Absolutely, get your house comfortable. The recommended brooder temps, are just a guide line for first time chicken brooders. If your chicks are going under the lamp to warm up, instead of avoiding it because they are too warm. If they are not spending all their time under the lamp, all is well. You DON'T want to keep your house, or even the rest of the brooder warm! Mama broody does not have control of any of the temperatures other than the space directly under her breast and belly! And her chicks are running all over the place every day, ducking under her, only as needed to warm up, then they're back out exploring again. IMO, more chicks are made sick from a brooder/lamp that is too warm than them being too cold. You might also check out Blooie's thread about Mama heating pad. Excellent brooding option. I'll never go back to a lamp again.
Ditto that on "mama heating pad" Check it out! Rig up a "chick cave" and you will never have a further moment of worry about whether your chicks are too warm or too cold.

The really critical factor about your household environment is whether the brooder is in a place where a draft from an air duct is going to be blowing on the chicks. Just make sure the brooder is located in a draft-free spot.

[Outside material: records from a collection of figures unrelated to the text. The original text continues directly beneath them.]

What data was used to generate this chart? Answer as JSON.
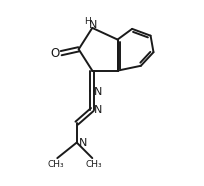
{
  "background_color": "#ffffff",
  "line_color": "#1a1a1a",
  "line_width": 1.4,
  "font_size": 7.5,
  "figsize": [
    2.04,
    1.86
  ],
  "dpi": 100,
  "xlim": [
    0,
    10
  ],
  "ylim": [
    0,
    9.5
  ]
}
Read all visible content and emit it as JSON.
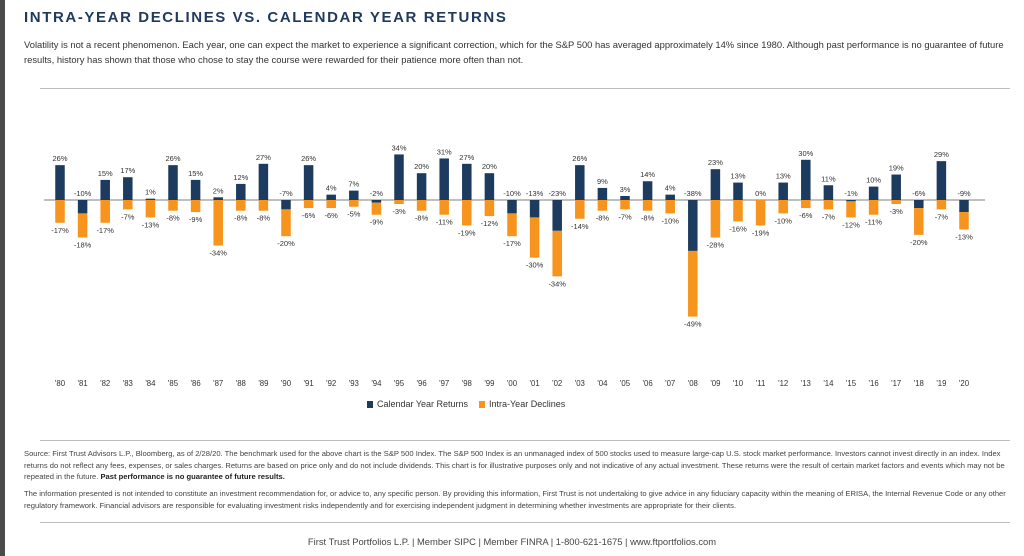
{
  "title": "INTRA-YEAR DECLINES VS. CALENDAR YEAR RETURNS",
  "subtitle": "Volatility is not a recent phenomenon. Each year, one can expect the market to experience a significant correction, which for the S&P 500 has averaged approximately 14% since 1980. Although past performance is no guarantee of future results, history has shown that those who chose to stay the course were rewarded for their patience more often than not.",
  "colors": {
    "returns": "#1d3a5f",
    "declines": "#f7941d",
    "title": "#1f3a5c"
  },
  "chart_data": {
    "type": "bar",
    "categories": [
      "'80",
      "'81",
      "'82",
      "'83",
      "'84",
      "'85",
      "'86",
      "'87",
      "'88",
      "'89",
      "'90",
      "'91",
      "'92",
      "'93",
      "'94",
      "'95",
      "'96",
      "'97",
      "'98",
      "'99",
      "'00",
      "'01",
      "'02",
      "'03",
      "'04",
      "'05",
      "'06",
      "'07",
      "'08",
      "'09",
      "'10",
      "'11",
      "'12",
      "'13",
      "'14",
      "'15",
      "'16",
      "'17",
      "'18",
      "'19",
      "'20"
    ],
    "series": [
      {
        "name": "Calendar Year Returns",
        "values": [
          26,
          -10,
          15,
          17,
          1,
          26,
          15,
          2,
          12,
          27,
          -7,
          26,
          4,
          7,
          -2,
          34,
          20,
          31,
          27,
          20,
          -10,
          -13,
          -23,
          26,
          9,
          3,
          14,
          4,
          -38,
          23,
          13,
          0,
          13,
          30,
          11,
          -1,
          10,
          19,
          -6,
          29,
          -9
        ]
      },
      {
        "name": "Intra-Year Declines",
        "values": [
          -17,
          -18,
          -17,
          -7,
          -13,
          -8,
          -9,
          -34,
          -8,
          -8,
          -20,
          -6,
          -6,
          -5,
          -9,
          -3,
          -8,
          -11,
          -19,
          -12,
          -17,
          -30,
          -34,
          -14,
          -8,
          -7,
          -8,
          -10,
          -49,
          -28,
          -16,
          -19,
          -10,
          -6,
          -7,
          -12,
          -11,
          -3,
          -20,
          -7,
          -13
        ]
      }
    ],
    "value_labels": {
      "returns": [
        "26%",
        "-10%",
        "15%",
        "17%",
        "1%",
        "26%",
        "15%",
        "2%",
        "12%",
        "27%",
        "-7%",
        "26%",
        "4%",
        "7%",
        "-2%",
        "34%",
        "20%",
        "31%",
        "27%",
        "20%",
        "-10%",
        "-13%",
        "-23%",
        "26%",
        "9%",
        "3%",
        "14%",
        "4%",
        "-38%",
        "23%",
        "13%",
        "0%",
        "13%",
        "30%",
        "11%",
        "-1%",
        "10%",
        "19%",
        "-6%",
        "29%",
        "-9%"
      ],
      "declines": [
        "-17%",
        "-18%",
        "-17%",
        "-7%",
        "-13%",
        "-8%",
        "-9%",
        "-34%",
        "-8%",
        "-8%",
        "-20%",
        "-6%",
        "-6%",
        "-5%",
        "-9%",
        "-3%",
        "-8%",
        "-11%",
        "-19%",
        "-12%",
        "-17%",
        "-30%",
        "-34%",
        "-14%",
        "-8%",
        "-7%",
        "-8%",
        "-10%",
        "-49%",
        "-28%",
        "-16%",
        "-19%",
        "-10%",
        "-6%",
        "-7%",
        "-12%",
        "-11%",
        "-3%",
        "-20%",
        "-7%",
        "-13%"
      ]
    },
    "ylim": [
      -55,
      40
    ],
    "grid": false,
    "legend": "bottom-center"
  },
  "source": "Source: First Trust Advisors L.P., Bloomberg, as of 2/28/20. The benchmark used for the above chart is the S&P 500 Index. The S&P 500 Index is an unmanaged index of 500 stocks used to measure large-cap U.S. stock market performance.  Investors cannot invest directly in an index. Index returns do not reflect any fees, expenses, or sales charges. Returns are based on price only and do not include dividends. This chart is for illustrative purposes only and not indicative of any actual investment. These returns were the result of certain market factors and events which may not be repeated in the future.",
  "source_bold": "Past performance is no guarantee of future results.",
  "info": "The information presented is not intended to constitute an investment recommendation for, or advice to, any specific person. By providing this information, First Trust is not undertaking to give advice in any fiduciary capacity within the meaning of ERISA, the Internal Revenue Code or any other regulatory framework. Financial advisors are responsible for evaluating investment risks independently and for exercising independent judgment in determining whether investments are appropriate for their clients.",
  "footer": "First Trust Portfolios L.P.  |  Member SIPC  |  Member FINRA  |  1-800-621-1675  |  www.ftportfolios.com"
}
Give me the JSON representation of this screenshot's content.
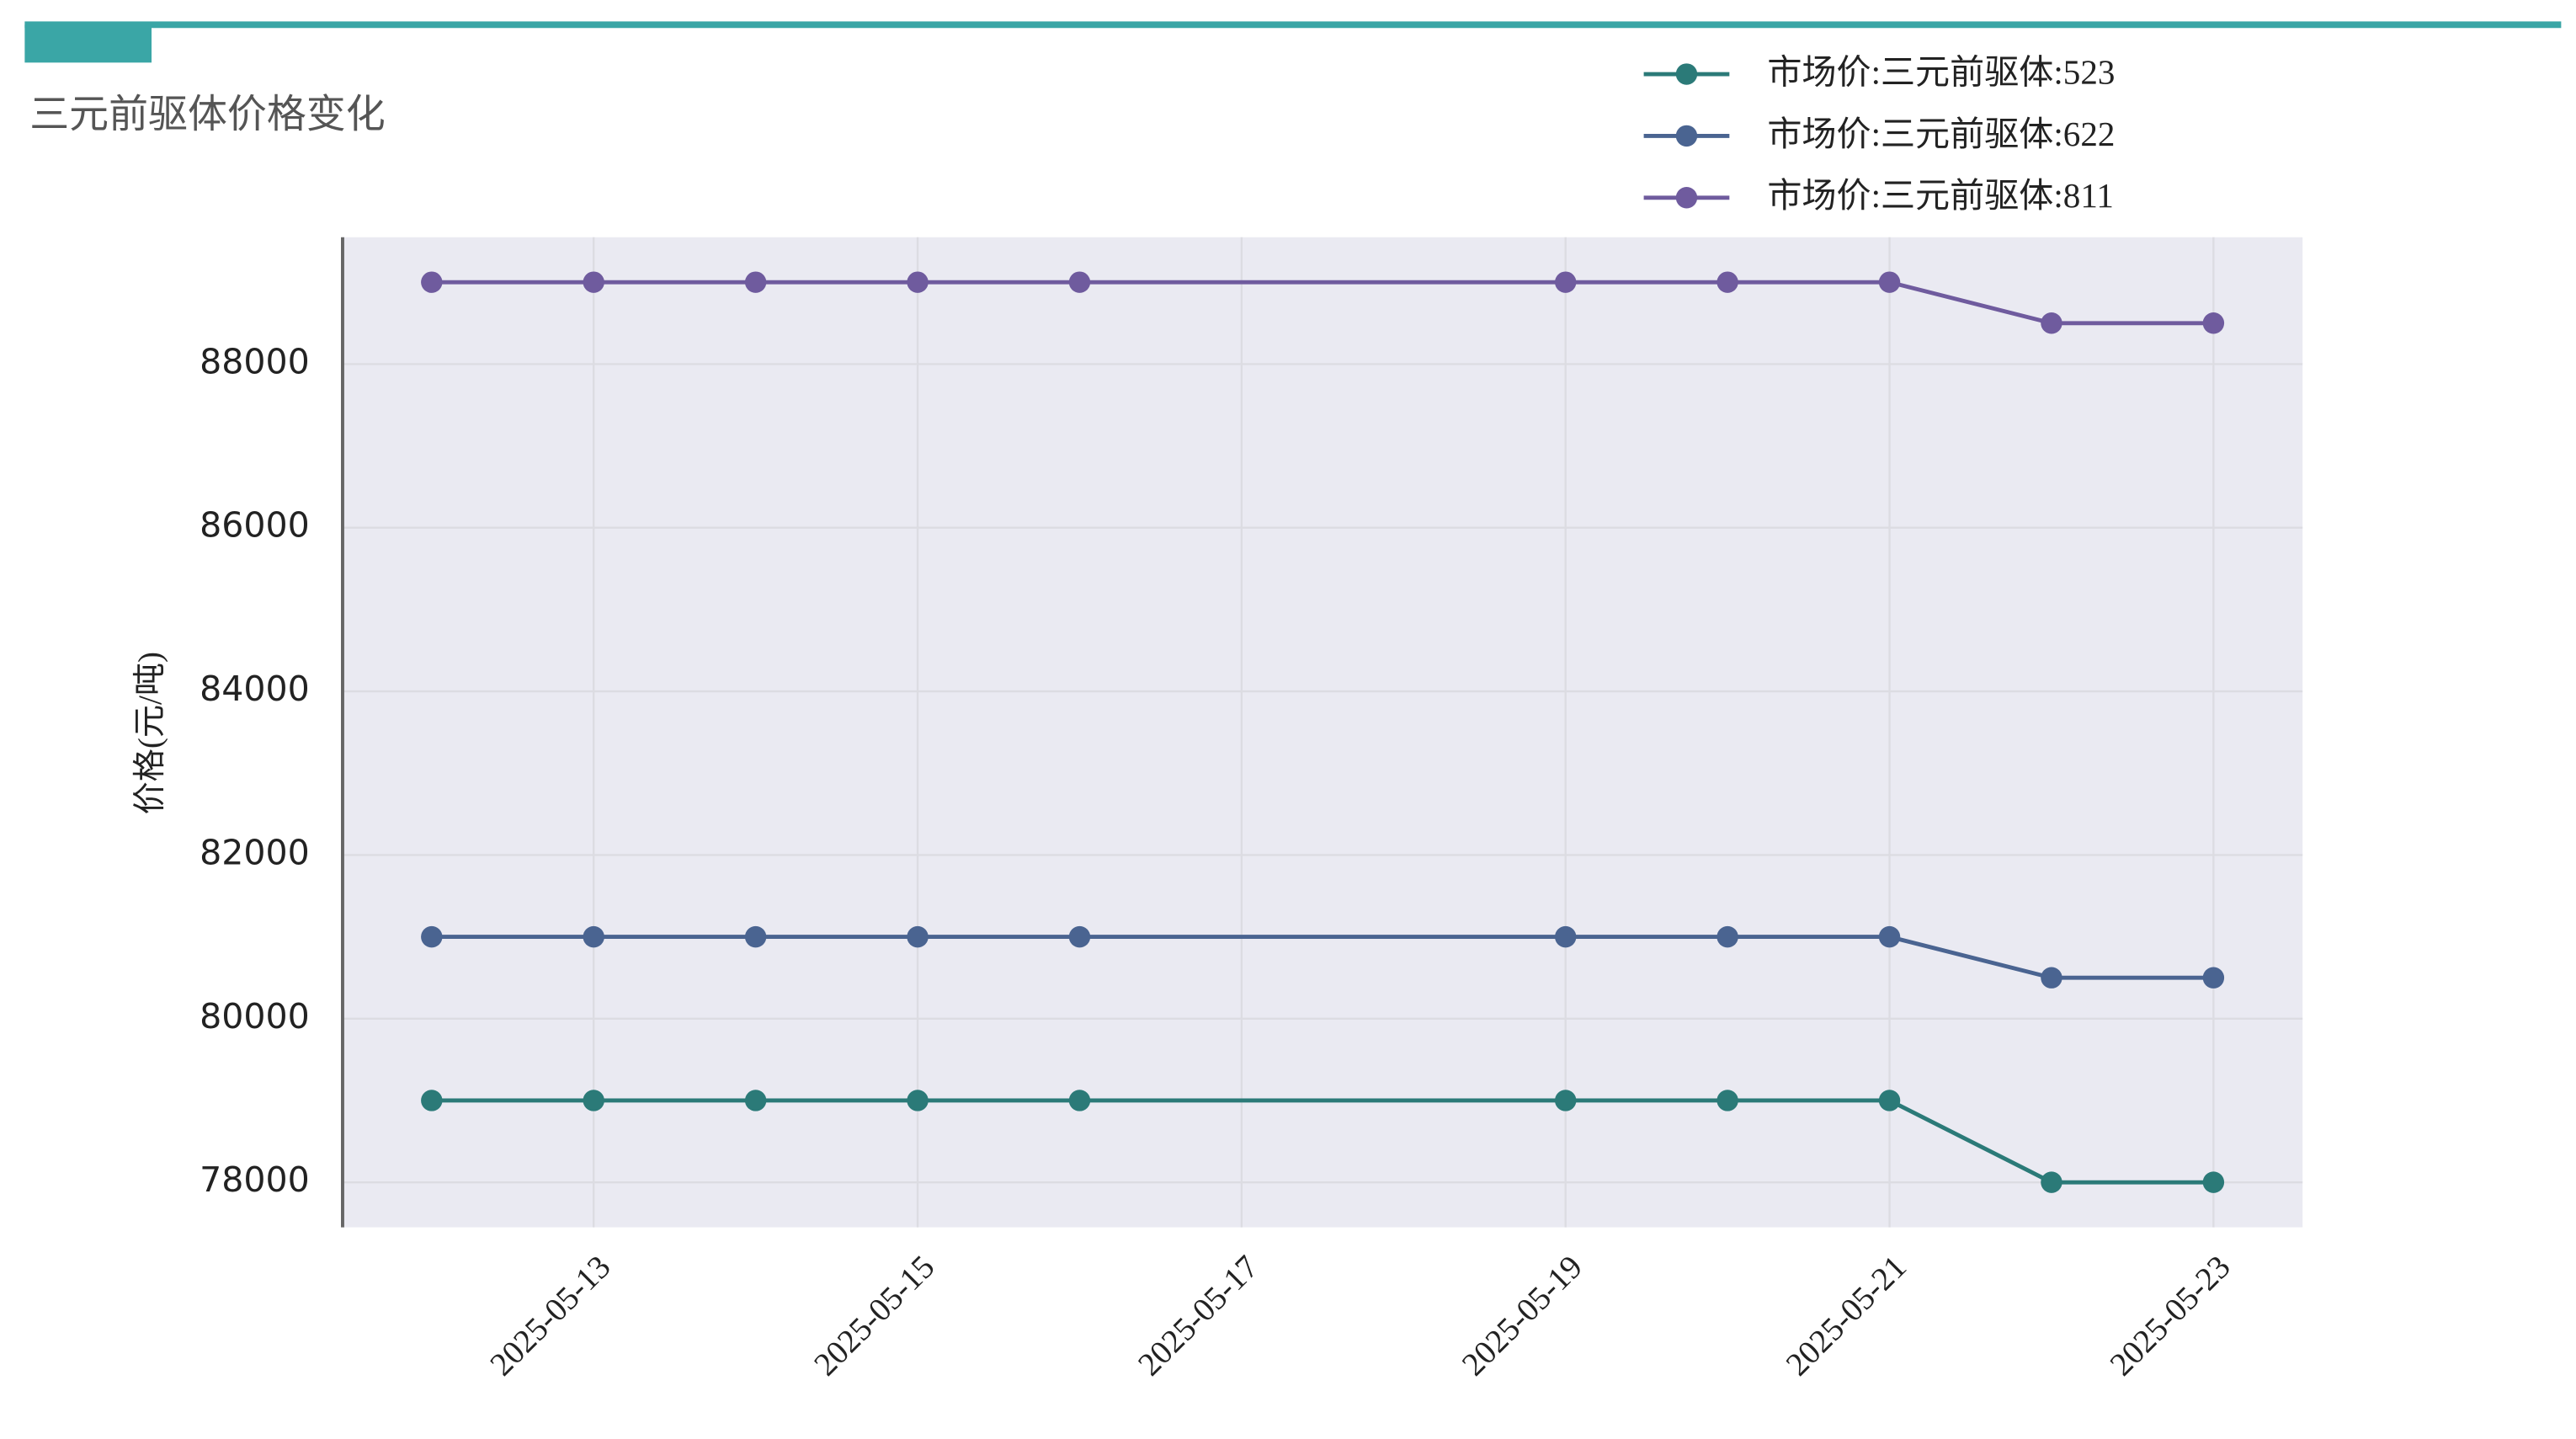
{
  "chart_data": {
    "type": "line",
    "title": "三元前驱体价格变化",
    "y_label": "价格(元/吨)",
    "x": [
      "2025-05-12",
      "2025-05-13",
      "2025-05-14",
      "2025-05-15",
      "2025-05-16",
      "2025-05-19",
      "2025-05-20",
      "2025-05-21",
      "2025-05-22",
      "2025-05-23"
    ],
    "xlim": [
      "2025-05-11T10:48:00Z",
      "2025-05-23T13:12:00Z"
    ],
    "xticks": [
      "2025-05-13",
      "2025-05-15",
      "2025-05-17",
      "2025-05-19",
      "2025-05-21",
      "2025-05-23"
    ],
    "ylim": [
      77450,
      89550
    ],
    "yticks": [
      78000,
      80000,
      82000,
      84000,
      86000,
      88000
    ],
    "grid": true,
    "legend": "top-right",
    "series": [
      {
        "name": "市场价:三元前驱体:523",
        "color": "#2b7a78",
        "values": [
          79000,
          79000,
          79000,
          79000,
          79000,
          79000,
          79000,
          79000,
          78000,
          78000
        ]
      },
      {
        "name": "市场价:三元前驱体:622",
        "color": "#4a6491",
        "values": [
          81000,
          81000,
          81000,
          81000,
          81000,
          81000,
          81000,
          81000,
          80500,
          80500
        ]
      },
      {
        "name": "市场价:三元前驱体:811",
        "color": "#6f5b9e",
        "values": [
          89000,
          89000,
          89000,
          89000,
          89000,
          89000,
          89000,
          89000,
          88500,
          88500
        ]
      }
    ]
  }
}
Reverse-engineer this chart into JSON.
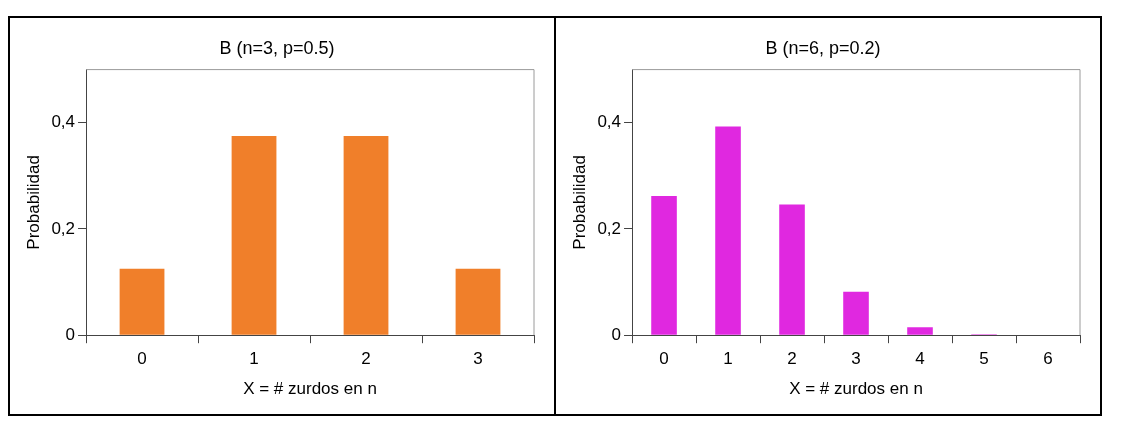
{
  "chart_data": [
    {
      "type": "bar",
      "title": "B (n=3, p=0.5)",
      "xlabel": "X = # zurdos en n",
      "ylabel": "Probabilidad",
      "categories": [
        "0",
        "1",
        "2",
        "3"
      ],
      "values": [
        0.125,
        0.375,
        0.375,
        0.125
      ],
      "color": "#f07f2a",
      "ylim": [
        0,
        0.5
      ],
      "yticks": [
        {
          "value": 0,
          "label": "0"
        },
        {
          "value": 0.2,
          "label": "0,2"
        },
        {
          "value": 0.4,
          "label": "0,4"
        }
      ],
      "grid": false,
      "legend": false
    },
    {
      "type": "bar",
      "title": "B (n=6, p=0.2)",
      "xlabel": "X = # zurdos en n",
      "ylabel": "Probabilidad",
      "categories": [
        "0",
        "1",
        "2",
        "3",
        "4",
        "5",
        "6"
      ],
      "values": [
        0.262,
        0.393,
        0.246,
        0.082,
        0.015,
        0.002,
        0
      ],
      "color": "#e028e0",
      "ylim": [
        0,
        0.5
      ],
      "yticks": [
        {
          "value": 0,
          "label": "0"
        },
        {
          "value": 0.2,
          "label": "0,2"
        },
        {
          "value": 0.4,
          "label": "0,4"
        }
      ],
      "grid": false,
      "legend": false
    }
  ]
}
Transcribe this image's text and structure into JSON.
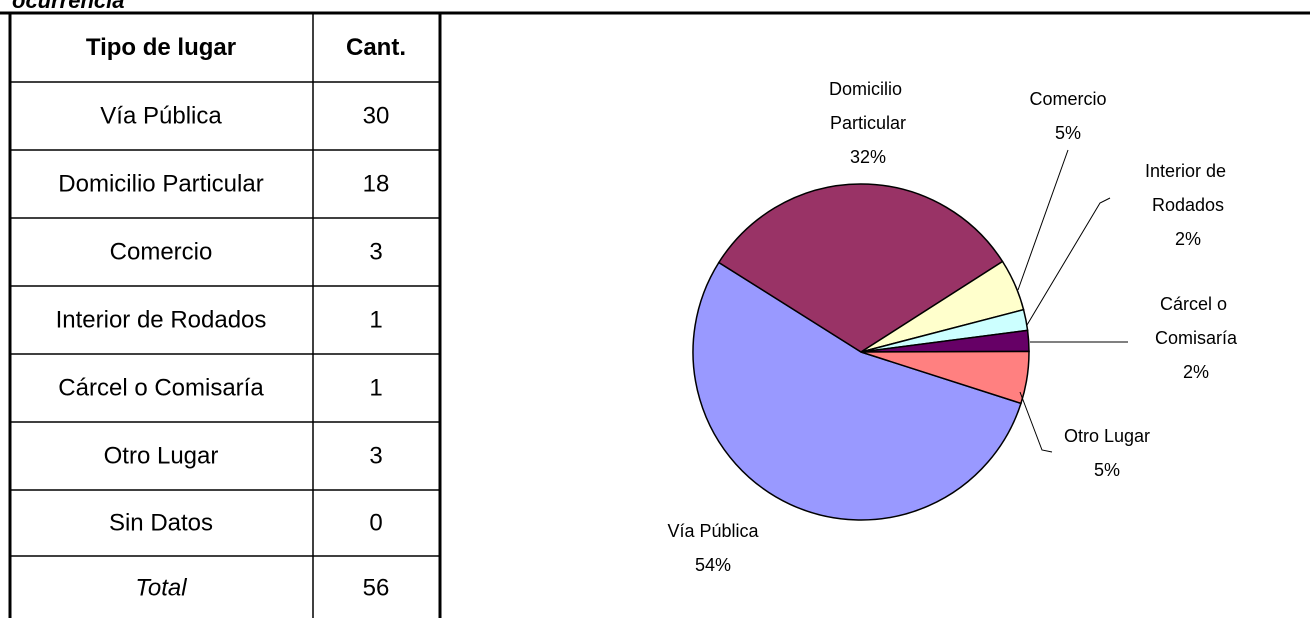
{
  "header": {
    "caption": "ocurrencia"
  },
  "table": {
    "columns": [
      "Tipo de lugar",
      "Cant."
    ],
    "rows": [
      [
        "Vía Pública",
        30
      ],
      [
        "Domicilio Particular",
        18
      ],
      [
        "Comercio",
        3
      ],
      [
        "Interior de Rodados",
        1
      ],
      [
        "Cárcel o Comisaría",
        1
      ],
      [
        "Otro Lugar",
        3
      ],
      [
        "Sin Datos",
        0
      ]
    ],
    "total": [
      "Total",
      56
    ]
  },
  "chart_data": {
    "type": "pie",
    "categories": [
      "Vía Pública",
      "Domicilio Particular",
      "Comercio",
      "Interior de Rodados",
      "Cárcel o Comisaría",
      "Otro Lugar"
    ],
    "values": [
      54,
      32,
      5,
      2,
      2,
      5
    ],
    "value_labels": [
      "54%",
      "32%",
      "5%",
      "2%",
      "2%",
      "5%"
    ],
    "colors": [
      "#9999ff",
      "#993366",
      "#ffffcc",
      "#ccffff",
      "#660066",
      "#ff8080"
    ]
  }
}
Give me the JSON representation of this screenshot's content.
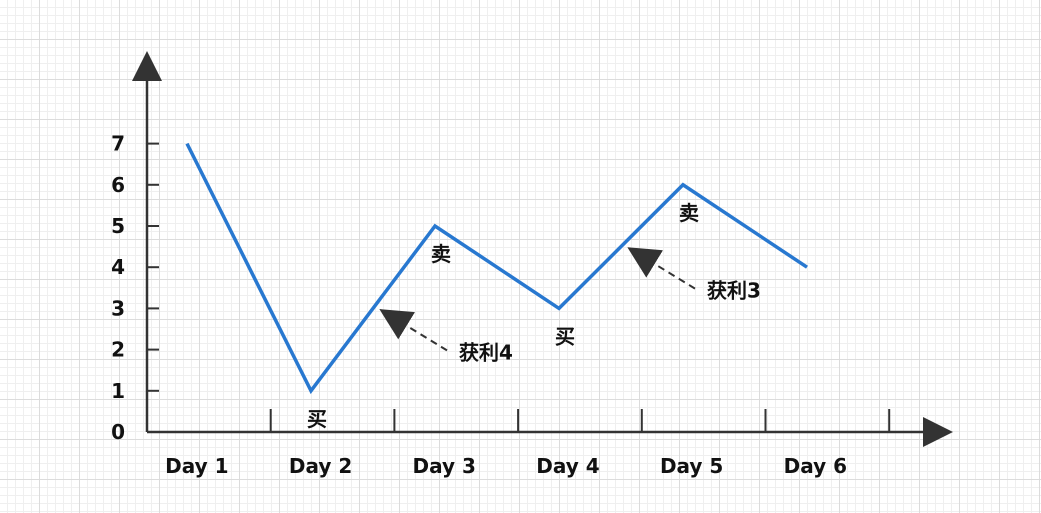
{
  "chart_data": {
    "type": "line",
    "title": "",
    "xlabel": "",
    "ylabel": "",
    "categories": [
      "Day 1",
      "Day 2",
      "Day 3",
      "Day 4",
      "Day 5",
      "Day 6"
    ],
    "y_ticks": [
      "0",
      "1",
      "2",
      "3",
      "4",
      "5",
      "6",
      "7"
    ],
    "ylim": [
      0,
      7
    ],
    "grid": true,
    "series": [
      {
        "values": [
          7,
          1,
          5,
          3,
          6,
          4
        ],
        "color": "#2878d0"
      }
    ],
    "annotations": {
      "point_labels": [
        {
          "category": "Day 2",
          "value": 1,
          "text": "买"
        },
        {
          "category": "Day 3",
          "value": 5,
          "text": "卖"
        },
        {
          "category": "Day 4",
          "value": 3,
          "text": "买"
        },
        {
          "category": "Day 5",
          "value": 6,
          "text": "卖"
        }
      ],
      "profit_arrows": [
        {
          "text": "获利4",
          "between": [
            "Day 2",
            "Day 3"
          ]
        },
        {
          "text": "获利3",
          "between": [
            "Day 4",
            "Day 5"
          ]
        }
      ]
    },
    "colors": {
      "line": "#2878d0",
      "axis": "#333333",
      "text": "#111111",
      "arrow": "#333333"
    }
  }
}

I'm getting new chicks next week, so I share your excitement!
the vent in the bathroom is closed off for right now, I just got the rest of them this morning and they all seem to be doing well. I love listening to them cheep and watching them run around.
Well then! You're on your way to total bliss!
I have a few that are kinda not doing well, i separated them from the rest so they would not get stepped on any more, and it was suggested that i give them boiled egg yolks and a bit of honey in their water. so far no change. not sure what else to do.
Watch for dehydration from being too hot, panting, constipation from the dehydration (absence of poop) and any that aren't eating. And pasty butt. These are the most common reasons for chicks taking a sudden downturn.

Start by making sure they aren't too warm. Raise the heat source a it to see if they perk up. If you have other hands on deck, set up poop watches to make sure the droopy ones are pooping and not straining without any results. Then you'll know if you need to treat for constipation.

And periodically pick each one up and inspect for clogged vents (pasty butt) and clean with a cotton ball soaked in olive oil.

For any who are not eating, try moistening the crumbles. It's also not too soon to get some Poultry Nutri-drench and dose them with it to boost their nutritional levels.

For those that don't seem to be drinking much water, take the upper hand and squeeze drops of water alongside their beaks to get their hydration up to par.

The worst thing to do is to take a "wait and see" tactic. Chicks go downhill way too fast not to do something right away.
How long do we need to watch for pasty butt? everybody seems to be doing fine right now the ones I didn't think we're going to make it have made it so far. I just know that pasty butt is a main concern
x2 for Azygous' post. Most pasty butt problems happen in the first 2 weeks though it can persist in some chicks for longer especially in the event of heat/humidity/food/water/ etc that is not optimum. Some suggest adding a little unfiltered Braggs vinegar with "the mother" in it to the water (one Tablespoon to a gallon of water) as a natural preventative.
azygous, have you written any guides? The information I see in your posts seems more complete than the 11 guides I have read. Thank you for contributing to the forum.